Astım
Astım,bronş adı verilen akciğerdeki havayollarının kronik (müzmin) ve mikrobik olmayan iltihabı olarak tanımlanabilir. Dünyada yaklaşık 300 milyon astım hastası bulunmaktadır ve bu sayının 2025 yılında 400 milyona ulaşması beklenmektedir. Ülkemizde ise astım sıklığı erişkinlerde %2-11, çocuklarda %8-18 olarak saptanmıştır.
Astım gelişiminde irsî ve çevresel faktörler rol oynar. Hastaların şikayetleri tetikleyici (örneğin, sigara dumanı, hava kirliliği, soğuk hava, egzersiz, enfeksiyon) ve duyarlı oldukları allerjenlerle (örneğin, ev tozu akarları, hayvan tüyleri, polenler, küf mantarları, hamam böceği, besinler) maruziyet ile kötüleşebilir ve bu durum klinikte öksürük, nefes darlığı ve hışıltı gibi şikayetler ile kendini gösterir. Hastalık durumundaki bu kötüleşmeler astım atağı olarak adlandırılır.

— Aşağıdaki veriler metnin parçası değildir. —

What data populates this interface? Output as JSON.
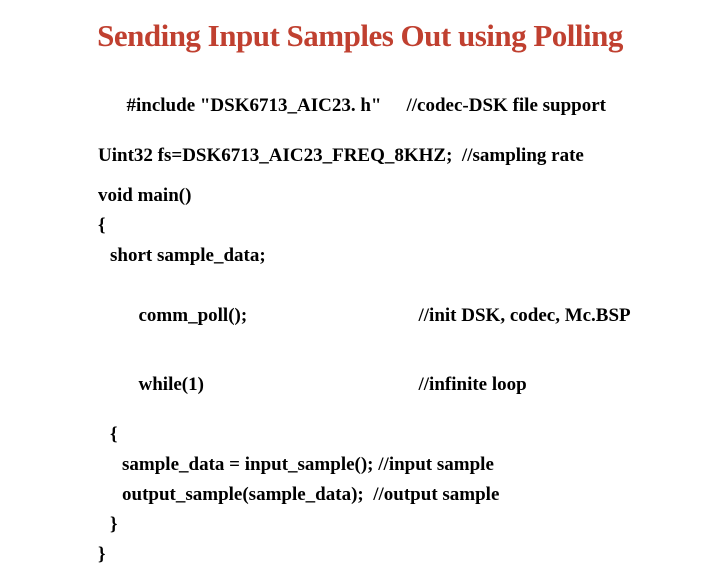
{
  "title": "Sending Input Samples Out using Polling",
  "code": {
    "l1a": "#include \"DSK6713_AIC23. h\"",
    "l1b": "//codec-DSK file support",
    "l2": "Uint32 fs=DSK6713_AIC23_FREQ_8KHZ;  //sampling rate",
    "l3": "void main()",
    "l4": "{",
    "l5": "short sample_data;",
    "l6a": "comm_poll();",
    "l6b": "//init DSK, codec, Mc.BSP",
    "l7a": "while(1)",
    "l7b": "//infinite loop",
    "l8": "{",
    "l9": "sample_data = input_sample(); //input sample",
    "l10": "output_sample(sample_data);  //output sample",
    "l11": "}",
    "l12": "}"
  }
}
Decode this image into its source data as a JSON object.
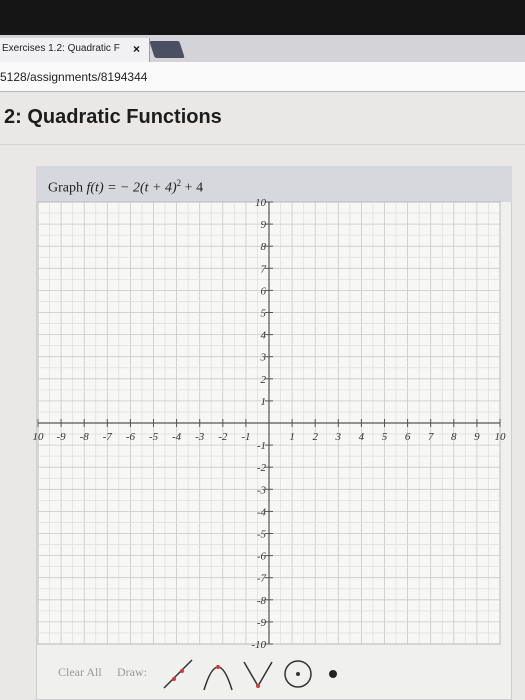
{
  "browser": {
    "tab_title": "Exercises 1.2: Quadratic F",
    "tab_close": "×",
    "url": "5128/assignments/8194344"
  },
  "page": {
    "title": "2: Quadratic Functions"
  },
  "graph": {
    "prompt_prefix": "Graph",
    "prompt_func": "f(t) = − 2(t + 4)",
    "prompt_exponent": "2",
    "prompt_suffix": "+ 4",
    "x_ticks": [
      "10",
      "-9",
      "-8",
      "-7",
      "-6",
      "-5",
      "-4",
      "-3",
      "-2",
      "-1",
      "1",
      "2",
      "3",
      "4",
      "5",
      "6",
      "7",
      "8",
      "9",
      "10"
    ],
    "y_ticks_pos": [
      "10",
      "9",
      "8",
      "7",
      "6",
      "5",
      "4",
      "3",
      "2",
      "1"
    ],
    "y_ticks_neg": [
      "-1",
      "-2",
      "-3",
      "-4",
      "-5",
      "-6",
      "-7",
      "-8",
      "-9",
      "-10"
    ],
    "x_range": [
      -10,
      10
    ],
    "y_range": [
      -10,
      10
    ],
    "grid": true
  },
  "toolbar": {
    "clear_all": "Clear All",
    "draw": "Draw:",
    "tools": [
      "line-tool-icon",
      "parabola-tool-icon",
      "absolute-value-tool-icon",
      "circle-tool-icon",
      "point-tool-icon"
    ]
  }
}
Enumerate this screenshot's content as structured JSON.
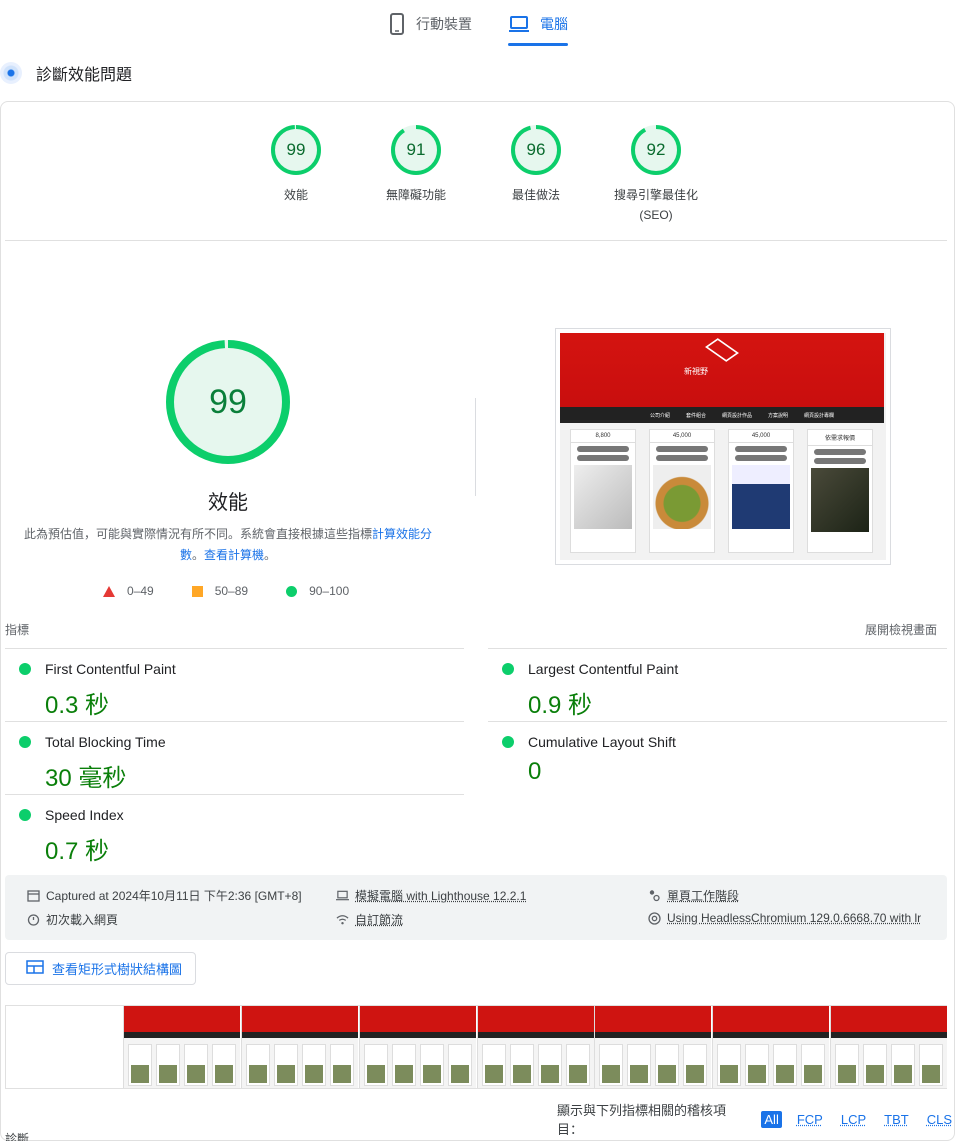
{
  "tabs": [
    {
      "label": "行動裝置",
      "icon": "mobile-phone-icon",
      "active": false
    },
    {
      "label": "電腦",
      "icon": "laptop-icon",
      "active": true
    }
  ],
  "diagnose_header": {
    "title": "診斷效能問題"
  },
  "categories": [
    {
      "score": "99",
      "label": "效能",
      "fraction": 0.99
    },
    {
      "score": "91",
      "label": "無障礙功能",
      "fraction": 0.91
    },
    {
      "score": "96",
      "label": "最佳做法",
      "fraction": 0.96
    },
    {
      "score": "92",
      "label": "搜尋引擎最佳化",
      "sublabel": "(SEO)",
      "fraction": 0.92
    }
  ],
  "performance": {
    "score": "99",
    "fraction": 0.99,
    "title": "效能",
    "estimate_text": "此為預估值，可能與實際情況有所不同。系統會直接根據這些指標",
    "calc_link": "計算效能分數",
    "period": "。",
    "calculator_link": "查看計算機",
    "end": "。"
  },
  "legend": [
    {
      "shape": "triangle",
      "range": "0–49",
      "color": "#e53935"
    },
    {
      "shape": "square",
      "range": "50–89",
      "color": "#ffa726"
    },
    {
      "shape": "circle",
      "range": "90–100",
      "color": "#0cce6b"
    }
  ],
  "preview": {
    "brand": "新視野",
    "nav": [
      "公司介紹",
      "套件組合",
      "網頁設計作品",
      "方案說明",
      "網頁設計專欄"
    ],
    "cards": [
      {
        "price": "8,800"
      },
      {
        "price": "45,000"
      },
      {
        "price": "45,000"
      },
      {
        "price": "依需求報價"
      }
    ]
  },
  "metrics": {
    "header": "指標",
    "expand": "展開檢視畫面",
    "items": [
      {
        "name": "First Contentful Paint",
        "value": "0.3 秒"
      },
      {
        "name": "Largest Contentful Paint",
        "value": "0.9 秒"
      },
      {
        "name": "Total Blocking Time",
        "value": "30 毫秒"
      },
      {
        "name": "Cumulative Layout Shift",
        "value": "0"
      },
      {
        "name": "Speed Index",
        "value": "0.7 秒"
      }
    ]
  },
  "runtime": {
    "captured": "Captured at 2024年10月11日 下午2:36 [GMT+8]",
    "initial_load": "初次載入網頁",
    "emulated": "模擬電腦 with Lighthouse 12.2.1",
    "throttling": "自訂節流",
    "single_session": "單頁工作階段",
    "browser": "Using HeadlessChromium 129.0.6668.70 with lr"
  },
  "treemap": {
    "label": "查看矩形式樹狀結構圖"
  },
  "filter": {
    "label": "顯示與下列指標相關的稽核項目：",
    "chips": [
      "All",
      "FCP",
      "LCP",
      "TBT",
      "CLS"
    ]
  },
  "diagnostics": {
    "label": "診斷"
  },
  "colors": {
    "good": "#0cce6b",
    "good_text": "#0a7f3a",
    "accent": "#1a73e8"
  }
}
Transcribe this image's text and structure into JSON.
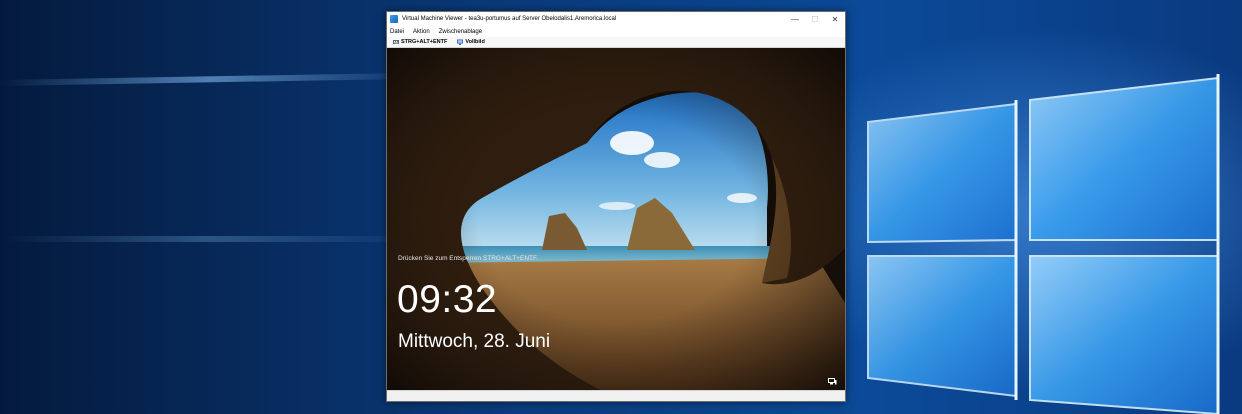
{
  "window": {
    "title": "Virtual Machine Viewer - tea3u-portumus auf Server Obelodalis1.Aremorica.local",
    "minimize_glyph": "—",
    "maximize_glyph": "☐",
    "close_glyph": "✕"
  },
  "menu": {
    "items": [
      "Datei",
      "Aktion",
      "Zwischenablage"
    ]
  },
  "toolbar": {
    "ctrl_alt_del_label": "STRG+ALT+ENTF",
    "fullscreen_label": "Vollbild"
  },
  "lockscreen": {
    "hint": "Drücken Sie zum Entsperren STRG+ALT+ENTF.",
    "time": "09:32",
    "date": "Mittwoch, 28. Juni"
  },
  "icons": {
    "app": "vm-viewer-icon",
    "ctrl_alt_del": "keyboard-icon",
    "fullscreen": "monitor-icon",
    "network": "network-icon"
  }
}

Aile hikâyesinde allerji ve allerjik hastalık olan kişiler astım gelişimine daha yatkındır. Çocuklarda astım hastalığı sıklıkla allerji ile yakından ilişkilidir ve allerjik astım olarak adlandırılır. Erişkinlerde ise astımın allerji ile ilişkisi daha azdır.
İş hayatında karşılaşılan duman, gazlar, toz ve diğer zararlı maddelere bağlı astım şikâyetleri gelişiyorsa mesleksel astım düşünülebilir.
Belirtiler
En sık görülen belirtiler nefes darlığı, öksürük, hışıltı, hırıltı, göğüste tıkanma ve baskı hissidir. Astım belirtileri genellikle ataklar halinde ortaya çıkar ve özellikle geceleri hastayı uykudan uyandırması tipiktir. Ataklar arasında hastalarda belirti görülmeyebilir. Astım hastalarında mutlaka nefes darlığı olmak zorunda değildir. Sadece kronik kuru bir öksürükle seyreden astım formları da vardır. Aşağıda sayılan durumlarda astım tanısından şüphelenilmesi ve bir hekime başvurulması gerekir:
- Özellikle geceleri veya sabah erken saatlerde ortaya çıkan, uykudan uyandıran öksürük
- Egzersizle, gülme veya ağlama ile ortaya çıkan öksürük yakınmaları,
- Polen sezonu gibi belirli dönemlerde ve belirli astım tetikleyicileri ile ortaya çıkan öksürük atakları
- Soğuk hava ve viral enfeksiyonlarla tetiklenen öksürük atakları
- Nefes verme sırasında ıslık sesi duyulması
- Göğüste sıkışma hissi
- Çabuk yorulma
Astım tanısında en önemli nokta iyi bir öykü alınmasıdır. Fizik muayenede her zaman bulgu olmayabilir. Öyküde belirtilerin ataklar halinde ve tekrarlayıcı olması, gece veya sabaha karşı artması, egzersiz veya gülme, ağlama ile tetiklenmesi, allerjenlerle temas sonrası ortaya çıkması, viral enfeksiyonlarla tetiklenmesi önemli ipuçlarıdır. İkinci aşamada solunum fonksiyon testleri ile hastanın değerlendirilmesi ve havayolu aşırı duyarlılığının ortaya konmasıdır. Bu testler yeterince uyum sağlayamadıkları için 5 yaşından küçük çocuklara genellikle uygulanmaz. Bu test ile akciğerlerin kapasitesi, fonksiyonel durumu, astım hastasında hastalığın şiddeti ve hastanın klinik durumu hakkında önemli bilgilere ulaşılır. Solunum fonksiyon testi klinikte spirometre adı verilen cihazlarla yapılır.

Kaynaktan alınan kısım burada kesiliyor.